Abro la puerta, lo que acciona una campanilla que se encuentra sobre ella, haciendo resonar un alegre tintineo que llena con sus claros sones todo el espacio. Miguel se vuelve muy lentamente y me hace una señal para que esté quieto y no entre, al tiempo que produce un apagado balbuceo en el que puedo descifrar:

—No enntrrreeees.
—¿Qué ha pasado en Peligros? —pregunto ansioso por conocer algún detalle.
—Unnaaa nuubbbe osscuuuuraaa noos cuubrriooó y laaa geenteee coomeennzoooo a poonneeersseee maaal y aaa hiinnchharseee cooomoo globos, paaaraa deesspuuueeés coomeeenzaar aaa eestaaallaaar.
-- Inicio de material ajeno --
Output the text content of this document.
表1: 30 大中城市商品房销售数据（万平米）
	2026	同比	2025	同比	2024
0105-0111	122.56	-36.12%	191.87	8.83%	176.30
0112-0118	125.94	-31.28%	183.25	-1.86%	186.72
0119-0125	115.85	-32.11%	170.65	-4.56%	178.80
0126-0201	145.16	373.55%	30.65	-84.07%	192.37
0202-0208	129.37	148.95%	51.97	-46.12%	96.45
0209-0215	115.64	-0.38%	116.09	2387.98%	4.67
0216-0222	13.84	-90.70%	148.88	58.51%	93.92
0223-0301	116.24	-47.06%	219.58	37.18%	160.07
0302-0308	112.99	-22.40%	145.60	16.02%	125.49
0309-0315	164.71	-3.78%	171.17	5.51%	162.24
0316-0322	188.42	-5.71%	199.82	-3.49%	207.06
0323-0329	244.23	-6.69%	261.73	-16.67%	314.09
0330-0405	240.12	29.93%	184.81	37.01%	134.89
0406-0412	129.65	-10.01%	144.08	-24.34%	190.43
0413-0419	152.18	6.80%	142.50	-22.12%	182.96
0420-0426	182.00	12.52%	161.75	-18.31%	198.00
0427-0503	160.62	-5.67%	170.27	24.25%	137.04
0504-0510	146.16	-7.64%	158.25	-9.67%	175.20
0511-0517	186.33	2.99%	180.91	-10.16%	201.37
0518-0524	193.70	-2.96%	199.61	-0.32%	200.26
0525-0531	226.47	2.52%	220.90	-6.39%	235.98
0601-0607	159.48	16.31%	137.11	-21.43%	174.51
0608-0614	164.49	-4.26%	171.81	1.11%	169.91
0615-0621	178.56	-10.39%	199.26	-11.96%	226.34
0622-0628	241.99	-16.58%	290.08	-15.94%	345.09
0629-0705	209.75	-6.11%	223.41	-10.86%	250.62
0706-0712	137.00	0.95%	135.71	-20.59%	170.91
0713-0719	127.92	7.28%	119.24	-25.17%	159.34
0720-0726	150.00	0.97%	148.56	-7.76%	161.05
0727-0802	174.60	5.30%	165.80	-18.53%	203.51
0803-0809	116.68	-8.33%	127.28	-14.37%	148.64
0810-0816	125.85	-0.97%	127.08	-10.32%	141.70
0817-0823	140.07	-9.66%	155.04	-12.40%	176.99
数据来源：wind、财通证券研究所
Yooo eesttaaabaa fuueeraaa yyy, cuuaaandoo lleeguueeé, meee encooontrrreeé cooon esssee paanooorraaamaa. Meee saalpppiiicaaroooon yyy queeedeeé coontttagiiiaadooo. Meee haa daaddooo tiieempooo aaa queeemaaar toodaaas laaas caasaaas del pueeeblooo. Meee diispoooníaaaa aaa preendeeer laa gaaasooolineeeraaa. Haazloo tuuú.

Justo después de que dijera estas últimas palabras, escucho una sonora explosión y veo como Miguel cae fulminado tras estallarle el abdomen. Me ha dado el tiempo justo de cerrar la puerta para no ser salpicado por una materia pardusca y gelatinosa que ahora impregna toda la tienda. Una vez más, me asaltan unas tremendas nauseas y vomito.

Cojo un bidón que se encontraba apoyado a la entrada y procedo a llenarlo. Con él en la mano, me dirijo al pueblo y comienzo a rociarlo abundantemente con gasolina. Prendo fuego a los animales que quedan muertos por las calles y que aún no han sido incinerados, teniendo cuidado de no pisar la masa gelatinosa sobre la que están situados.  Hago varios viajes a la gasolinera para conseguir que mi tarea se vea concluida. Finalmente, lleno una vez más el bidón y, atravesando el pueblo, me dirijo despacio con el preciado líquido hacia donde he dejado aparcado mi coche. Introduzco los diez litros en el depósito y, un rato después, por fin logro ponerlo en marcha. Regreso a la gasolinera para llenar el depósito, alejo el vehículo y, después de rociar con el combustible todas las dependencias y de dejar los surtidores abiertos, hago un reguero para alejarme de este lugar, ya que se va a convertir en una horrorosa tea.

Prendo fuego al extremo del reguero y este, con gran rapidez, se trasmite a la gasolinera, la cual enseguida se ve envuelta por una gran llamarada, en un ambiente en el que el olor a gasolina y gasoil predominan.

Monto en el coche y me alejo de Peligros lo más rápido posible, contemplando por el espejo retrovisor la gran humareda formada por este último incendio, sin saber que, al pasar por la calle central, he pisado con las dos ruedas del lado derecho un poco de aquella masa gelatinosa que no había quedado destruida por los incendios, y que la llevo como compañera de viaje.